A WHOPPING N1.3 trillion public funds were stolen by 32 entities (human and corporate) between 2011 and 2015, Economic and Financial Crimes Commission (EFCC) Acting Chairman Ibrahim Magu has said.
Magu made the revelation yesterday in his keynote remarks at the opening of the 2019 First Batch Conversion Training Programme to Procurement Cadre for Federal Parastatal and Agencies.
The event was organised by the Bureau of Public Procurement (BPP) in Lagos.
The EFCC chair, whose paper was delivered by the Commission’s Secretary, Ola Olukoyede, decried the impact of the huge financial loss on the country.
He said: “One third of this money, using World Bank rates and cost, could have comfortably been used to construct well over 500km of roads; build close to 200 schools; educate about 4000 children from primary to tertiary levels at N25 million per child; build 20,000 units of two-bedroom houses across the country and do even more.
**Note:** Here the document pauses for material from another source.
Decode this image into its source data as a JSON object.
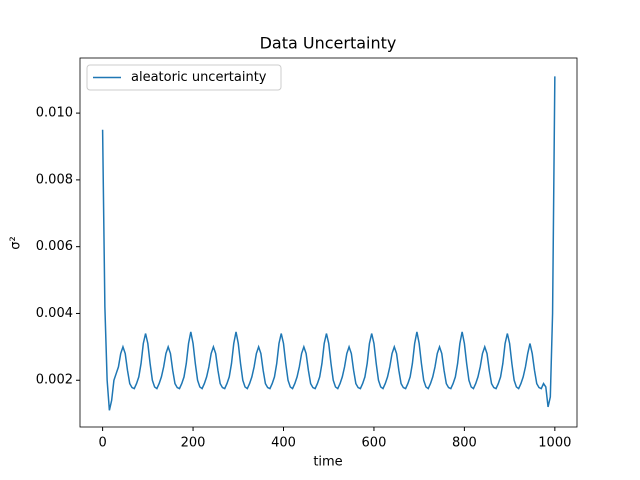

“The cost of this grand theft, therefore, is that these roads, schools and houses will never be built and these children will never have access to quality education because a few rapacious individuals had cornered for themselves what would have helped secure the lives of the future generations, thereby depriving them of quality education and healthcare, among others.”
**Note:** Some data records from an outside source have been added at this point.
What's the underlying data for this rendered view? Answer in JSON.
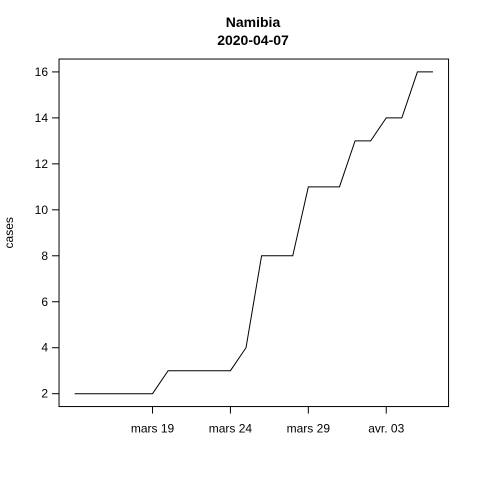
{
  "chart_data": {
    "type": "line",
    "title": "Namibia",
    "subtitle": "2020-04-07",
    "xlabel": "",
    "ylabel": "cases",
    "x_tick_labels": [
      "mars 19",
      "mars 24",
      "mars 29",
      "avr. 03"
    ],
    "x_tick_dates": [
      "2020-03-19",
      "2020-03-24",
      "2020-03-29",
      "2020-04-03"
    ],
    "xlim": [
      "2020-03-13",
      "2020-04-07"
    ],
    "yticks": [
      2,
      4,
      6,
      8,
      10,
      12,
      14,
      16
    ],
    "ylim": [
      1.44,
      16.56
    ],
    "grid": false,
    "legend": "none",
    "line_color": "#000000",
    "x": [
      "2020-03-14",
      "2020-03-15",
      "2020-03-16",
      "2020-03-17",
      "2020-03-18",
      "2020-03-19",
      "2020-03-20",
      "2020-03-21",
      "2020-03-22",
      "2020-03-23",
      "2020-03-24",
      "2020-03-25",
      "2020-03-26",
      "2020-03-27",
      "2020-03-28",
      "2020-03-29",
      "2020-03-30",
      "2020-03-31",
      "2020-04-01",
      "2020-04-02",
      "2020-04-03",
      "2020-04-04",
      "2020-04-05",
      "2020-04-06"
    ],
    "values": [
      2,
      2,
      2,
      2,
      2,
      2,
      3,
      3,
      3,
      3,
      3,
      4,
      8,
      8,
      8,
      11,
      11,
      11,
      13,
      13,
      14,
      14,
      16,
      16
    ]
  }
}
He identified the poor state of procurement process as one of the major reasons corruption continued to thrive in government agencies and parastatals.
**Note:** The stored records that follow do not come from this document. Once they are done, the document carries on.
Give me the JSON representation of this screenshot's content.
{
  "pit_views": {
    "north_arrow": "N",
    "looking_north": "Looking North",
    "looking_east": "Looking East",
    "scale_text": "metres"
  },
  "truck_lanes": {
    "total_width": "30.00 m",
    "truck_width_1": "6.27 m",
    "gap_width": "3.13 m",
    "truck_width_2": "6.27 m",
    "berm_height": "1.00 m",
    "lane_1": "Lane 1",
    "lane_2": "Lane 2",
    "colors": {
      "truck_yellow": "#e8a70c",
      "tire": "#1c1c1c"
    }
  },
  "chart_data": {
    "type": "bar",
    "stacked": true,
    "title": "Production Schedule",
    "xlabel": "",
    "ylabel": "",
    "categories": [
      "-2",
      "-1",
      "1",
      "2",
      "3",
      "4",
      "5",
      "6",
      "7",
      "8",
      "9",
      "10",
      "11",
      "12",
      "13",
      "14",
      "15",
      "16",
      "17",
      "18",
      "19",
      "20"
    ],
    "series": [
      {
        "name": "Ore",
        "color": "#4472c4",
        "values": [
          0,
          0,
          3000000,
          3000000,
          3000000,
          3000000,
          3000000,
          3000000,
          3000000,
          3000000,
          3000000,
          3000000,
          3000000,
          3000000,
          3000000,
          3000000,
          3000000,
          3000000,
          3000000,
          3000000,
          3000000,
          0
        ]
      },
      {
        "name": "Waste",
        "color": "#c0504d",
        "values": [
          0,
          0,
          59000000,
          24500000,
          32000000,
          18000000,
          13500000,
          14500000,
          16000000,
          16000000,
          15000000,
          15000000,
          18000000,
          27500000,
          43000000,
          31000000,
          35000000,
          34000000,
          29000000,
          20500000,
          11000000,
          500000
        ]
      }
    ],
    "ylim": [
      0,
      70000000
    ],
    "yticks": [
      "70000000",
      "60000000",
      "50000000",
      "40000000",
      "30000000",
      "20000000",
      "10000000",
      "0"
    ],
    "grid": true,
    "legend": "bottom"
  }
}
Magus listed some of the fraudulent practices in procurement process in Nigeria to include: kickbacks, conflict of interests, fraud in the bidding process, bid suppression, collusive bidding, bid rotation and market division.
Others, according to him are: co-mingling of contracts, change order abuse, cost mischarging, defective pricing, false statement and claim, phantom vendors, product substitution, unnecessary purchases and purchases for personal use or resale.
The EFCC chair noted that the training was aimed at giving the participants the tools, knowledge and understanding they would need to carry out their duties in their respective places of primary assignments in an efficient and transparent manner.
“I sincerely hope that at the end of this training, we will see a few cases of financial propriety in our procurement processes in government agencies and parastatal. Indeed, corruption could kill Nigeria, if we do not scale up our proficiency in contract and procurement management process,” Magu said.
Read also: Magu: Looters now stash funds in Seychelles, South Africa, Niger, Ghana
Giving insights into what necessitated the establishment of the EFCC in 2003, he said: “The establishment of the EFCC in 2003 was because of the determination of the Federal Government to combat fraudulent activities of some Nigerians and foreigners, mismanagement in the economic sector, corruption by public officials and lack of accountability and transparency in government dealings.”
Magu expressed confidence that Nigeria still has patriotic and credible individuals who would do all within their abilities to uphold the credibility and honesty required for leadership in public offices.